Applicant's summary and conclusion

Interpretation of results:
Category 5 based on GHS criteria
Remarks:
Migrated information
Conclusions:
The acute oral LD50 of the test item for male albino rats is 4470 mg/kg of body weight, with confidence limits from 2820 to 7080 mg/kg.
Executive summary:

There was limited reporting.

The study was performed with similarities to OECD Guideline 401 (Acute Oral Toxicity), but not according to GLP standards.

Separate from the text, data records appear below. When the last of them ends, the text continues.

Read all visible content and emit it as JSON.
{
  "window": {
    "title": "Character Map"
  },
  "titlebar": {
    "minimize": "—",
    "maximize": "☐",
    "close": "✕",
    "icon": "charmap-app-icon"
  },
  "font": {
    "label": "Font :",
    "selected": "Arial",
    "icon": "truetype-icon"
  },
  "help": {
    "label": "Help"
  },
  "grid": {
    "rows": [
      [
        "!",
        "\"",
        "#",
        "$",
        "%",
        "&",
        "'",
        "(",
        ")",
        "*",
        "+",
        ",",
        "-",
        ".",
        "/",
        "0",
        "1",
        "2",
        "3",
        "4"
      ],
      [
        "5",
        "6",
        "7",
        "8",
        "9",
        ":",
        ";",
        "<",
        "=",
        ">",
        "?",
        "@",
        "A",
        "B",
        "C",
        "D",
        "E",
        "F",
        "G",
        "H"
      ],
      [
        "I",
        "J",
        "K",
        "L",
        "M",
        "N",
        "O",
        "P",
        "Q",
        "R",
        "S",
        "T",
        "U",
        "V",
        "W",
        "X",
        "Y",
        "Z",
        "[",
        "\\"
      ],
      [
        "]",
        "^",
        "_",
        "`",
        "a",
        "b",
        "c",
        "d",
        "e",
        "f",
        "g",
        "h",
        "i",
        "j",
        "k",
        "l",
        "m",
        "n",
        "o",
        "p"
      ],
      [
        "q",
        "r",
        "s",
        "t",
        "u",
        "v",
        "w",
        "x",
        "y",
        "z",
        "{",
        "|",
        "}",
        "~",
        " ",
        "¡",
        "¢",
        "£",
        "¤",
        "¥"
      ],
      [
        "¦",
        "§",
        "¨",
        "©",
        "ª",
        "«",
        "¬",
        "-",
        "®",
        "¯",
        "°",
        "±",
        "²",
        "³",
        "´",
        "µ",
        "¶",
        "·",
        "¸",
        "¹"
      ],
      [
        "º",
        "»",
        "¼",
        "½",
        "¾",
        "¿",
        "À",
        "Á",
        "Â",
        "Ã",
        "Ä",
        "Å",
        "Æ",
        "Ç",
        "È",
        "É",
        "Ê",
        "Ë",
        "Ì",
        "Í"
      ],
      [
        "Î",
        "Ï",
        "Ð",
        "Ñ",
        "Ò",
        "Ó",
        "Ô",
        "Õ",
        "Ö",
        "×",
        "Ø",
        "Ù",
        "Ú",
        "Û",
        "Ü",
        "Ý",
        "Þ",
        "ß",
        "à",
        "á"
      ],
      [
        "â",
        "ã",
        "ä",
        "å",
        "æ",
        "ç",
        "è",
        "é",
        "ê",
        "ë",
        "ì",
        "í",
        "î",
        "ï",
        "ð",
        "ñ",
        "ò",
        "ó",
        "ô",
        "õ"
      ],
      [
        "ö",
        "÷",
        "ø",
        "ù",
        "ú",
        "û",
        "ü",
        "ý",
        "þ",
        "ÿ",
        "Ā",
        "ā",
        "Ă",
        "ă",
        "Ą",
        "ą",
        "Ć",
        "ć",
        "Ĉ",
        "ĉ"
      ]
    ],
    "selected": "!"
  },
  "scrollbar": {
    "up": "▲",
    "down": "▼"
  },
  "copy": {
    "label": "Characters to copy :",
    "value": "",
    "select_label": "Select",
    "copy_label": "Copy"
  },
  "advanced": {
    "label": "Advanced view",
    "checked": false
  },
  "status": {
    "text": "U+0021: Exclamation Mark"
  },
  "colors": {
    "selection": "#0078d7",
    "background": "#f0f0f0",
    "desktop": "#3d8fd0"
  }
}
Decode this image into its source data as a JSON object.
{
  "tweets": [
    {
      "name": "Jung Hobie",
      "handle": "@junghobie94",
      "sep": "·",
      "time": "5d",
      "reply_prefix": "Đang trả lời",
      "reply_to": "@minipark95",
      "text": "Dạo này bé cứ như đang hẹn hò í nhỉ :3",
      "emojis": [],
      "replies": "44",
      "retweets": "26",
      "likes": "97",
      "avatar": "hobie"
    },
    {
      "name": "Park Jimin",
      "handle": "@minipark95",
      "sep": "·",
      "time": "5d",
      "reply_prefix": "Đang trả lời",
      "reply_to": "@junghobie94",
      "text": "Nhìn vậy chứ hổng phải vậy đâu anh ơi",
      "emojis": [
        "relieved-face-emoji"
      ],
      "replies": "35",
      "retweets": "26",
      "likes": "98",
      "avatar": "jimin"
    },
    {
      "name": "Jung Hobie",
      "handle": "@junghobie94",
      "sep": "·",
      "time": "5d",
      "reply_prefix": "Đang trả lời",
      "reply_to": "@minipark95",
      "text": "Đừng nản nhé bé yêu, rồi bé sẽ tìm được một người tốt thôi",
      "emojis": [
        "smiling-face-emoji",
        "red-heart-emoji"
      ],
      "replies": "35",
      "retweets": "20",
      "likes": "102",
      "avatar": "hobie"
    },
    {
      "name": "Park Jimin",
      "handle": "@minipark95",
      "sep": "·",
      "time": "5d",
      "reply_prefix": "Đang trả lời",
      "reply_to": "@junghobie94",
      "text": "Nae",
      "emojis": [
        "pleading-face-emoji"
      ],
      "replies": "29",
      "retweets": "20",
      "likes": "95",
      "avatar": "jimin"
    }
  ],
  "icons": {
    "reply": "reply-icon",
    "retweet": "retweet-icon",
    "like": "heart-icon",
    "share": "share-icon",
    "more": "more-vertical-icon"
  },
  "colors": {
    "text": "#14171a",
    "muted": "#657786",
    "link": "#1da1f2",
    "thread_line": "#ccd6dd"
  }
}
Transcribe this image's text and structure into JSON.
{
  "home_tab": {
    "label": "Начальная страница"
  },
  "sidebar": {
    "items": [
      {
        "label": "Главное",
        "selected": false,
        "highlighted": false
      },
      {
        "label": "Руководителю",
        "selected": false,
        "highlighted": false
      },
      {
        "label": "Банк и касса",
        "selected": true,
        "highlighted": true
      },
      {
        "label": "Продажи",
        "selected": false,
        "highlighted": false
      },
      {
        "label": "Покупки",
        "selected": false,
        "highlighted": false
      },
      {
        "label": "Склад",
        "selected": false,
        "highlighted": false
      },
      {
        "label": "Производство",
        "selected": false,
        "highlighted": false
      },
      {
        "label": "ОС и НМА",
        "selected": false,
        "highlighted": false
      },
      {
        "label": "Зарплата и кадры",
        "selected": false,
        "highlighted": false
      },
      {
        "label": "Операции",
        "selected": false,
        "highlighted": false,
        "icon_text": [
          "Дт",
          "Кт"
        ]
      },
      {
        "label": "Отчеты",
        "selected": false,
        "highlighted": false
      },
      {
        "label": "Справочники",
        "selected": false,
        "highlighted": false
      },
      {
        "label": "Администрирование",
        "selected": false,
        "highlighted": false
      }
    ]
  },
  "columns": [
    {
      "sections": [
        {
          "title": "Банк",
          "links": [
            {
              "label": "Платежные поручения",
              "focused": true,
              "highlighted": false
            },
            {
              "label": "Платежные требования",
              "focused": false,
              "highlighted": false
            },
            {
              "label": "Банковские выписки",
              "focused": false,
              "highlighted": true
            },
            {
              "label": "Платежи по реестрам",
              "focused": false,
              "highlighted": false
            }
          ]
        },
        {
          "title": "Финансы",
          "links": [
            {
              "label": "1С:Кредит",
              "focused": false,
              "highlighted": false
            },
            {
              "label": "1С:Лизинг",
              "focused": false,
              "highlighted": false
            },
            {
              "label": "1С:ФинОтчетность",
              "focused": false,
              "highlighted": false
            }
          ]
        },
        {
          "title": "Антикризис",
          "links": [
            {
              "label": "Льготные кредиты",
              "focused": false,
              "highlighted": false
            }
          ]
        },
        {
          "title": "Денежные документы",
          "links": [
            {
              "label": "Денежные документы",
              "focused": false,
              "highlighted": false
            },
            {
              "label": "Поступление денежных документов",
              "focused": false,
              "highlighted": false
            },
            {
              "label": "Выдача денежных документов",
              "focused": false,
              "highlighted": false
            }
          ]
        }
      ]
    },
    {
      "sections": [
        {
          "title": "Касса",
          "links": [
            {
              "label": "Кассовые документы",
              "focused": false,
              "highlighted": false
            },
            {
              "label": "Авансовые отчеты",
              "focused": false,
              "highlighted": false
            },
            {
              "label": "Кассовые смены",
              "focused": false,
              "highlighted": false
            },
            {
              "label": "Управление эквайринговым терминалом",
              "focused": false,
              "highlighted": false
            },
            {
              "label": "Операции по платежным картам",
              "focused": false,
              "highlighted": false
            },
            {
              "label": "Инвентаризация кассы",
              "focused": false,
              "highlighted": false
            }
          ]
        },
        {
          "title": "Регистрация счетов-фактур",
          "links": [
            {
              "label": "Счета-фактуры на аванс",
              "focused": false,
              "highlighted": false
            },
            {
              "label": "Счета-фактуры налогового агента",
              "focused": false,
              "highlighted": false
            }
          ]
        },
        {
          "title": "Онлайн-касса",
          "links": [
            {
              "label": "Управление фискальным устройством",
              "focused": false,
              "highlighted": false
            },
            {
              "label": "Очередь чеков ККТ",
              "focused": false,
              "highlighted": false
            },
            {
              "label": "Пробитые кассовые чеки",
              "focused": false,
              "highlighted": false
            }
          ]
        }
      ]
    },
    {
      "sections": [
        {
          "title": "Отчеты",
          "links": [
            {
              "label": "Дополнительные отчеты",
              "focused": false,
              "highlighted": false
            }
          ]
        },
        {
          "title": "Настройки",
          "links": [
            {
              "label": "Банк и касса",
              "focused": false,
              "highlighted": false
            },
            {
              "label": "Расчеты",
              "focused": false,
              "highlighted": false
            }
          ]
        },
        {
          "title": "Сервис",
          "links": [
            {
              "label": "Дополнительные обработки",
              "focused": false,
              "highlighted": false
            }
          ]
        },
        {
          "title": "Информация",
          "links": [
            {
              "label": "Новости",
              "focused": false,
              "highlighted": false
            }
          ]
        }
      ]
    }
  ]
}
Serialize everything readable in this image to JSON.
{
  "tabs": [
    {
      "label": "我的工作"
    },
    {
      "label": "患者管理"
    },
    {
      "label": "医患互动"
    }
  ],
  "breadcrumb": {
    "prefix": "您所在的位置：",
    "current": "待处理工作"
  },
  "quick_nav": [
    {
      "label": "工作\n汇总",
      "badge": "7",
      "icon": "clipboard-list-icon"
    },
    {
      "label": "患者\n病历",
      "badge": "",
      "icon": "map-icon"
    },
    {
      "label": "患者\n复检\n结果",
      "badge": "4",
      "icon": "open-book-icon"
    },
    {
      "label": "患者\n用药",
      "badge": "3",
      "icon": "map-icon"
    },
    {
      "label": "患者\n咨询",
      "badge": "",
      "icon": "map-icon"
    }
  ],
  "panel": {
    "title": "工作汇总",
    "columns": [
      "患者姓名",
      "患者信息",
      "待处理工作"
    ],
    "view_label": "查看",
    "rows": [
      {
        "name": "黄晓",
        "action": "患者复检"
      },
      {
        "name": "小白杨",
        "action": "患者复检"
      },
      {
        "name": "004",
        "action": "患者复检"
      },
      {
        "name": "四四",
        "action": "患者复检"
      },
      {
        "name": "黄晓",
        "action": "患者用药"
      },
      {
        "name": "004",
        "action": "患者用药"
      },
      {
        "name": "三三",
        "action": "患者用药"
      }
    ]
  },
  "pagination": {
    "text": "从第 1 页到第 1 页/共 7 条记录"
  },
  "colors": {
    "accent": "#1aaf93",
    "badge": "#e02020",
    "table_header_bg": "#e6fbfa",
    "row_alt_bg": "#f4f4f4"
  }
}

The test material was evaluated for its acute oral toxicity potential in albino rats when administered as gavage doses at levels of 31.6, 100, 316, 1000, 3160 and 10000 mg/kg to males. No mortality occured in animals dosed at the 31.6, 100, 316 and 1000 mg/kg level. At dose level 3160 mg/kg 1/5 animal died and all (5/5) animals died at the 10000 mg/kg level. Clinical signs of toxicity included depression, ptosis and depressed righting and placement reflexes. Gross pathologic examination on the animals that died showed congestion of the lungs, kidneys and adrenals, and irritation of the gastrointestinal tract. Gross pathologic examination at termination revealed nothing remarkable.

Conclusion: The acute oral LD50 of the test item for male albino rats is 4470 mg/kg of body weight, with confidence limits from 2820 to 7080 mg/kg.

According to GHS the substance is classified as toxicity category V.